A futuristic Aircraft manufacturer has come up with the idea to build a supersonic passenger jet, which is supposed to perform cruise flight at 24 kilometres altitude. For passenger comfort, the cabin pressure should remain at least 72 percent of the sea level value. To give the aircraft an aerodynamic shape its fuselage is rather long and slender, meaning the fuselage diameter is 'just' 4.5 metres.

First, we need to determine the maximum cabin pressure and the corresponding differential pressure that the fuselage skin will need to withstand.

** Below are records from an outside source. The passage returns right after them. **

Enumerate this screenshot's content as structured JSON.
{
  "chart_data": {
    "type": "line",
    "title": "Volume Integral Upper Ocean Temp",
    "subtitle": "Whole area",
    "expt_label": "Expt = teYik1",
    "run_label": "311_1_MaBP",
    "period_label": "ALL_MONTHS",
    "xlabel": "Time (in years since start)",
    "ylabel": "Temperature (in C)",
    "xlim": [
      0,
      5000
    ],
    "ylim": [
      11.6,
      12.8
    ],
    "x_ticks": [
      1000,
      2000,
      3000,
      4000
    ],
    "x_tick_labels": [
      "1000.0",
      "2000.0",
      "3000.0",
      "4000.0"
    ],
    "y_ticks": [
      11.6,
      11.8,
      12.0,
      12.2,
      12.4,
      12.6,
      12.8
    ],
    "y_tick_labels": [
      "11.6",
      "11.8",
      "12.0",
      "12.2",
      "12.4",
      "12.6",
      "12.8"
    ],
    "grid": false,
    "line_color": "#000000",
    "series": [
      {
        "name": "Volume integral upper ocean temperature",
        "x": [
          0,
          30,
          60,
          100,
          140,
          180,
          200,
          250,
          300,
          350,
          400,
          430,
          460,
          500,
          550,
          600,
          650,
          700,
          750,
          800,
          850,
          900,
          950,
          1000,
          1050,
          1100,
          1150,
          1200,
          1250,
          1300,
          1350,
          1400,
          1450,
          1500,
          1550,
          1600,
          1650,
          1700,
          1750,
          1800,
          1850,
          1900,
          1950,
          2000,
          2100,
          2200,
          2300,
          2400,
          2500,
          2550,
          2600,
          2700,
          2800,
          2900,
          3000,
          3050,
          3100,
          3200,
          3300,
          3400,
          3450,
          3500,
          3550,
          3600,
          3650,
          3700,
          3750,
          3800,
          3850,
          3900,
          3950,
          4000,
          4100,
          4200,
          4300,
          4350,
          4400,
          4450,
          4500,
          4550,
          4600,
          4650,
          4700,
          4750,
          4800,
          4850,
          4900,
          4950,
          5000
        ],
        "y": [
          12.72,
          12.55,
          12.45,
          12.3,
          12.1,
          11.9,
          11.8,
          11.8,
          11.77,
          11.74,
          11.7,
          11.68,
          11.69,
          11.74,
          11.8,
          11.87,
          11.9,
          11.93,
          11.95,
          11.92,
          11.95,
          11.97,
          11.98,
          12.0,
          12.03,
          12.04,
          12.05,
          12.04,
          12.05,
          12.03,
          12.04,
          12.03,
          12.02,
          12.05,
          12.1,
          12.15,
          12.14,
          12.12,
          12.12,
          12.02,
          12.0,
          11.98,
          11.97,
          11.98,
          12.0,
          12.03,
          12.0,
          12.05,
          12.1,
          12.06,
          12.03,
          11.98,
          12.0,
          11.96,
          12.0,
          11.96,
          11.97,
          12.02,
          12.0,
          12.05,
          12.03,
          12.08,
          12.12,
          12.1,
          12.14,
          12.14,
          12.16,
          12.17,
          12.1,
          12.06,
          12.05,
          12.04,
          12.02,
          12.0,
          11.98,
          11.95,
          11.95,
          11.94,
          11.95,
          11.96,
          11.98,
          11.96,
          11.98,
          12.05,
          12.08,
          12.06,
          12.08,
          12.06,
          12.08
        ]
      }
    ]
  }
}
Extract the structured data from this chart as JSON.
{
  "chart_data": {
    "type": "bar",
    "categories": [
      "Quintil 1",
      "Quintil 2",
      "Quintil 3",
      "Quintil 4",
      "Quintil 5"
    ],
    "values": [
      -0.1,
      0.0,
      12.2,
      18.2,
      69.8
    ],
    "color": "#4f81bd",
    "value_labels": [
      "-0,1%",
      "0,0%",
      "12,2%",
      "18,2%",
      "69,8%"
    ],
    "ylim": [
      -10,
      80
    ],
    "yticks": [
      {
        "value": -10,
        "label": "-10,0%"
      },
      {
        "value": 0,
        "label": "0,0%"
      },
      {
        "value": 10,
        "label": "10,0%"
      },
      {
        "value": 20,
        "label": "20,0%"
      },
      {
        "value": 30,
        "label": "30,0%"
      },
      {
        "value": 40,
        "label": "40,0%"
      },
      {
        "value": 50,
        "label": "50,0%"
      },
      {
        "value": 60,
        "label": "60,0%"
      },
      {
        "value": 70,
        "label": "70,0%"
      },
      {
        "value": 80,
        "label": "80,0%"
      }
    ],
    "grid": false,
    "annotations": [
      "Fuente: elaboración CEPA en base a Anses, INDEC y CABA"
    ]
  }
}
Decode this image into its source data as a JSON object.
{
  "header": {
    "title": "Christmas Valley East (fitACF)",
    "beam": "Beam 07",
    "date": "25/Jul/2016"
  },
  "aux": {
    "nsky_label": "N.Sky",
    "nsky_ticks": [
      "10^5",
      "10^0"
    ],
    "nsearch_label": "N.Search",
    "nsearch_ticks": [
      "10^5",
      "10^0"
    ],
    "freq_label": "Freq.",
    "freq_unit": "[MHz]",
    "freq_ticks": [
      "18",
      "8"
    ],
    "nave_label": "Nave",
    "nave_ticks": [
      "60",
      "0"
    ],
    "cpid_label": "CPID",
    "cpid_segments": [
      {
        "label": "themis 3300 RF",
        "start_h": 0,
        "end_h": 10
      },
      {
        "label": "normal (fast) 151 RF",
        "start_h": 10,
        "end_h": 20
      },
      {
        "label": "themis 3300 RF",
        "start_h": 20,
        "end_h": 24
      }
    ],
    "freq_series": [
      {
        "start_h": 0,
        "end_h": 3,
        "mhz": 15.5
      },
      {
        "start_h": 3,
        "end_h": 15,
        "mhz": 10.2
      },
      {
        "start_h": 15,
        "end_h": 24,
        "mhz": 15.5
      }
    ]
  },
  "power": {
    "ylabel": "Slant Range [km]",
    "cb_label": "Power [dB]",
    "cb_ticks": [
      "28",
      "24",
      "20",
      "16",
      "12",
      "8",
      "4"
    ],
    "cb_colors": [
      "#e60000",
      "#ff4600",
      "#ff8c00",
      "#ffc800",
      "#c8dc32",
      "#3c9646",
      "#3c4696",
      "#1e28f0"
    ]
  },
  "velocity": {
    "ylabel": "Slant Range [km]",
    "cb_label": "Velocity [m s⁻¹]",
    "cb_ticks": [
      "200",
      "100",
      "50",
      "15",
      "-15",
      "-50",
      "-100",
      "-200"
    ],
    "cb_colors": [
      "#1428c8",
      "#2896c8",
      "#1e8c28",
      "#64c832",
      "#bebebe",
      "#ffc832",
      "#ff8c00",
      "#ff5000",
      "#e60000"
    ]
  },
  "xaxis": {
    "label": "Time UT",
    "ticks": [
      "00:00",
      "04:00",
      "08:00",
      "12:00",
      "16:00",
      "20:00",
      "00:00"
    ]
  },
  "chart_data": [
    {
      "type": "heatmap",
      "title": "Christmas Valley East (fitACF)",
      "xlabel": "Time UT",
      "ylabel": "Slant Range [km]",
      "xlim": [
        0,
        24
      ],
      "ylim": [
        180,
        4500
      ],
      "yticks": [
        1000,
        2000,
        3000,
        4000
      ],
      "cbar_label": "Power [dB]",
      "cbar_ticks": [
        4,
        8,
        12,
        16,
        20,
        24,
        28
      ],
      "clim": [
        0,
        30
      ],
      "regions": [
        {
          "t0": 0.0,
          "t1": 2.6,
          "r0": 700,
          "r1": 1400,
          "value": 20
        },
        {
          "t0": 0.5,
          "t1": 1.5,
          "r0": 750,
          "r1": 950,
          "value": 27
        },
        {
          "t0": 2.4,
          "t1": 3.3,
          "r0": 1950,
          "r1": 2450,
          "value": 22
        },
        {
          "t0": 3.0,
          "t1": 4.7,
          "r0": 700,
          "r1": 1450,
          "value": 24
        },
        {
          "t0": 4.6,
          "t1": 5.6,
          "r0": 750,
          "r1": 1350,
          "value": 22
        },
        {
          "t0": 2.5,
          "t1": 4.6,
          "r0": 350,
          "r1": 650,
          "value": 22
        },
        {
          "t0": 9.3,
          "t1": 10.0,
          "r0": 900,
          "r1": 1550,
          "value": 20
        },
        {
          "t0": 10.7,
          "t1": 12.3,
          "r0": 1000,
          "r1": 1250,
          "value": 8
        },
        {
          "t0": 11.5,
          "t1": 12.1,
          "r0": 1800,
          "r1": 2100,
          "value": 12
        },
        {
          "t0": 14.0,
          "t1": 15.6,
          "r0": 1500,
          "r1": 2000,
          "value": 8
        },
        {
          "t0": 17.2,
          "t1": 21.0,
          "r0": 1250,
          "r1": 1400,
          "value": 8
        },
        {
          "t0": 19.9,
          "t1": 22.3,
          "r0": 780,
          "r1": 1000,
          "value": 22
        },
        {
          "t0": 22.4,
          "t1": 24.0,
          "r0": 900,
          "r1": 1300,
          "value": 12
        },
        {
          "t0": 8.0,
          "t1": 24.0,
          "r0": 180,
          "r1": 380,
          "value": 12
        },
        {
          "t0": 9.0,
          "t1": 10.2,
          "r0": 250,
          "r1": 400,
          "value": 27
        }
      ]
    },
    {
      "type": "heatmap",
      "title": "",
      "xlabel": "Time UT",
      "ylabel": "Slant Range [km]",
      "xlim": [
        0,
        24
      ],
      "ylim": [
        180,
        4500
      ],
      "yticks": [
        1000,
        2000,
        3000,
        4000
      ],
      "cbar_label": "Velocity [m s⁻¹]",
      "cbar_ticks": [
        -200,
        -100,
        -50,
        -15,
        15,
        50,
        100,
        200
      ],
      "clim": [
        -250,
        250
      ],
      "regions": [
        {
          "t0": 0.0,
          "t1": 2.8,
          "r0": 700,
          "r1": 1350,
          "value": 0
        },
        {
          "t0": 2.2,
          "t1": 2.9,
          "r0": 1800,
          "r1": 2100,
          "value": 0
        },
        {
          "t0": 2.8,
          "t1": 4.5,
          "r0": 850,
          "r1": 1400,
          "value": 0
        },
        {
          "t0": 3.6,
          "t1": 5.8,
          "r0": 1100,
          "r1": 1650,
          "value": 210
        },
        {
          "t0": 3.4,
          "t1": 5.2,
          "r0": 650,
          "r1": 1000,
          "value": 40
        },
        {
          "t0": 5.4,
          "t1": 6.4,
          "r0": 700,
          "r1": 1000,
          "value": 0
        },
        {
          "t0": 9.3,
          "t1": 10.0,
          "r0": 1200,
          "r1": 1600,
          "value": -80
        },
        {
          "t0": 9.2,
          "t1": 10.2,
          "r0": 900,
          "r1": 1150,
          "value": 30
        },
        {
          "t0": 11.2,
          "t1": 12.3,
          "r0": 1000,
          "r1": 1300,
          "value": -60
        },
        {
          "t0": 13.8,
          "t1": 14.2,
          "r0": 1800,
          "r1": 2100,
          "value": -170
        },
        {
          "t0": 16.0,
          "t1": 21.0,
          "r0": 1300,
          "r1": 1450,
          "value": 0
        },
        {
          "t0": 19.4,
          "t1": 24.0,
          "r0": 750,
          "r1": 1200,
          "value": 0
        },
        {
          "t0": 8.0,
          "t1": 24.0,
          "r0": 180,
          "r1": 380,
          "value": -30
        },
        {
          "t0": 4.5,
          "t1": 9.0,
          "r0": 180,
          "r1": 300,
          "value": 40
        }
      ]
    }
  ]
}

From the given information, we know that the cabin pressure should remain at least 72% of the sea level value. At a cruise altitude of 24 km, the atmospheric pressure is approximately 22.4% of sea level pressure. Therefore, the cabin pressure should be at least 72% of 22.4% of sea level pressure, which is:

0.72 x 0.224 x 101325 Pa = 16424 Pa

To this cabin pressure, we need to add the external pressure at cruise altitude, which is:

101325 x 0.224 x exp(-0.00012 x 24000) = 11820 Pa

Therefore, the maximum differential pressure that the fuselage skin will need to withstand is:

16424 - 11820 = 4604 Pa

Next, we can use the formula for hoop stress in a thin-walled pressure vessel to calculate the required skin thickness:

hoop stress = P x D / (2 x t)

where P is the pressure, D is the diameter of the vessel, and t is the skin thickness.

Rearranging the formula, we get:

t = P x D / (2 x hoop stress)

Taking into account the safety factor of 1.5, we can use a maximum hoop stress of:

75 / 1.5 = 50 MPa

Substituting the values, we get:

t = (16424 + 11820) x 4.5 / (2 x 50 x 10^6) x 1.5

t = 0.0132 m = 13.2 mm

Therefore, the minimum required skin thickness for this aircraft is 13.2 mm.